A leader, a true leader anyway, has many responsibilities. Leadership requires sacrifice, commitment and often, steadfast determination to push further when those around you are suggesting that you don’t.

I believe that the greatest of all leadership responsibilities is building people, and hopefully, building them into leaders. If as a leader, you fail to develop a leader who can fill your role upon your departure then it’s unlikely that your leadership can be deemed a complete success. Leaders who cannot build more leaders are limited leaders. That is not my opinion, that is a fact.

That limitation will also limit almost every other aspect of an organization’s growth. That’s simple math; two leaders can grow an organization faster than one, three can grow it faster than two, four can… well, you get the idea.

The challenge for leaders is that people development requires time and too many people in leadership positions believe they can’t afford the time required. These would be the same “leaders” who proudly say that their people are their greatest asset while investing more resources in service contracts for their copiers and computers than they do in developing their people.

As the saying goes, “follow the money.” When organizations don’t invest dollars in their people it makes it hard to believe that they would invest time. If the organization isn’t investing time in people development then it’s almost certain that the leader isn’t either.

If you’re a leader who wants to build more leaders then first you must understand that you can’t and should not try to lead through them. You provide leadership to them and give them the opportunity to lead others. You need to help them develop their own leadership skills and let their leadership flow through the organization.

If you’re interested in building future leaders then be a bit unreasonable. No one gets stronger by lifting the weight they are comfortable lifting. Build leaders by challenging them with seemingly unreasonable goals; goals they cannot accomplish on their own. This will encourage them to rally other people to the cause. It will likely require innovation, planning, diligence, patience, people skills, and most of all, leadership.

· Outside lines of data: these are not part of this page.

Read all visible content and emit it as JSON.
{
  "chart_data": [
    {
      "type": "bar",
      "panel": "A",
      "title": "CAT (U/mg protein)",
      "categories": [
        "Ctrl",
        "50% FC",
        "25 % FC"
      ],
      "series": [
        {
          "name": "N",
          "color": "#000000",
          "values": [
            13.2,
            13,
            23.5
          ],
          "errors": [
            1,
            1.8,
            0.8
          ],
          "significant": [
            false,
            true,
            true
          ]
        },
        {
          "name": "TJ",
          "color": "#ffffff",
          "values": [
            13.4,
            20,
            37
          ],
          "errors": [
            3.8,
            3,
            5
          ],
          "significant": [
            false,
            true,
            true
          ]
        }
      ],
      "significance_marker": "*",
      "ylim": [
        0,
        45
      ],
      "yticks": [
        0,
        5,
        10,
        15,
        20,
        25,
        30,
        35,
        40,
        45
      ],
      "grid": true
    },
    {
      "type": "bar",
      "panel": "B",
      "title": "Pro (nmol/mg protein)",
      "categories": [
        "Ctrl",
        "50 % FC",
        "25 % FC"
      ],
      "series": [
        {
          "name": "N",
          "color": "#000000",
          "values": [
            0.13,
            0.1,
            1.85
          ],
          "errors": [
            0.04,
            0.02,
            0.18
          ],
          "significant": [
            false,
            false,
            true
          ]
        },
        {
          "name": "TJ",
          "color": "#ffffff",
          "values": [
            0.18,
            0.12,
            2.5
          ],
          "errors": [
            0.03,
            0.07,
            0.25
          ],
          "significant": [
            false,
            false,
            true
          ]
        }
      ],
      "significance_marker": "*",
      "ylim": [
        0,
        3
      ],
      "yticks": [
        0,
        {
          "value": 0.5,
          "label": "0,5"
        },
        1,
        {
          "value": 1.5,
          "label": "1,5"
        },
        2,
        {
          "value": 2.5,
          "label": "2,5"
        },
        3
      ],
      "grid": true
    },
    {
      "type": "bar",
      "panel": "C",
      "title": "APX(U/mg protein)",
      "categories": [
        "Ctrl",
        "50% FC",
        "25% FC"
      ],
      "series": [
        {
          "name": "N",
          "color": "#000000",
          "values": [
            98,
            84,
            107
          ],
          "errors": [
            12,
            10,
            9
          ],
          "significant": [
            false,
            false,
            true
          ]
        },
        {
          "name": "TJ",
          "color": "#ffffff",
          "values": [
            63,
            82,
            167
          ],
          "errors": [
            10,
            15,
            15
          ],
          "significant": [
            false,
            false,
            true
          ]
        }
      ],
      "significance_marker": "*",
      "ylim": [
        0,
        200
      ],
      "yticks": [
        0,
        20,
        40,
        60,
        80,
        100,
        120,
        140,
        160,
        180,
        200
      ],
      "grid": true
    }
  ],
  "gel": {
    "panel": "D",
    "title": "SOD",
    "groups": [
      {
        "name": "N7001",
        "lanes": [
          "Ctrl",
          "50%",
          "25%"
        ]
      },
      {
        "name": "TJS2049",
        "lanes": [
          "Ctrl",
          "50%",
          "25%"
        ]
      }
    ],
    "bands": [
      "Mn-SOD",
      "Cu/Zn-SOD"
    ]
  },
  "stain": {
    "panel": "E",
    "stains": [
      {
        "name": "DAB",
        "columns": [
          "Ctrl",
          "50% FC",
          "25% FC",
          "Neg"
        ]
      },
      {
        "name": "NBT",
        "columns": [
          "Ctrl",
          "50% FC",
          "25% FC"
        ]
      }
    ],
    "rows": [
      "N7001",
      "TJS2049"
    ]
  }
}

They will need to set direction, and coach others towards success, they will need to develop their own team of leaders. If you give all your future leaders goals you’re certain they should, can, and will achieve then you’re treating them like a follower, not a leader. Remember, making a diamond requires pressure, a raw leader who is never pressured is likely to remain just a raw, and weak, leader.

Avoid “over-coaching” your future leaders. Set clear, measurable objectives and let them run. If they need and willingly accept coaching all the time they are probably not future leaders. Leaders like coaching when they ask for it and need it; only followers want and accept coaching all the time.

Help them to believe in themselves and you’ll be amazed at what they can accomplish. Their results will be uncommon and you will have passed the ultimate test of leadership; you’ll have developed your organization’s next generation of leaders.

13 thoughts on “The Ultimate Test of Leadership

  1. Totally true Steve, 100%.

    And yet, in spite of this all being true, why isn’t it being done more often?

    I was thinking about this for a bit after I initially read your post and perhaps it has to do with resources.

    People already in leadership may HAVE what you described as material resources. Yet what if the real problem is people are lacking in internal resources (spiritual poverty) If people had something to invest in others, wouldn’t they?

    This also reminds me of what we are chasing after as a culture and individually. If we chase after money, we have very little left to cultivate the other kind of resources to invest in what is most important…in people…in our life…in LOVE!

    That’s our challenge. The right kind of internal resources needs to be there in order for more leaders to be willing to invest in people.

    Thanks for sharing my friend.

    1. I think all the resources are there, what’s missing is motivation. The other issue for some is a timing thing… I’ve got time to build a leader tomorrow. I think lots of leaders have great intentions and a not so great calendar. They just miss how big a job it is, how much of a time investment it really is.

      What I also think many leaders miss is how great of an accomplishment it is to build your successor. When you do that your legacy lives on.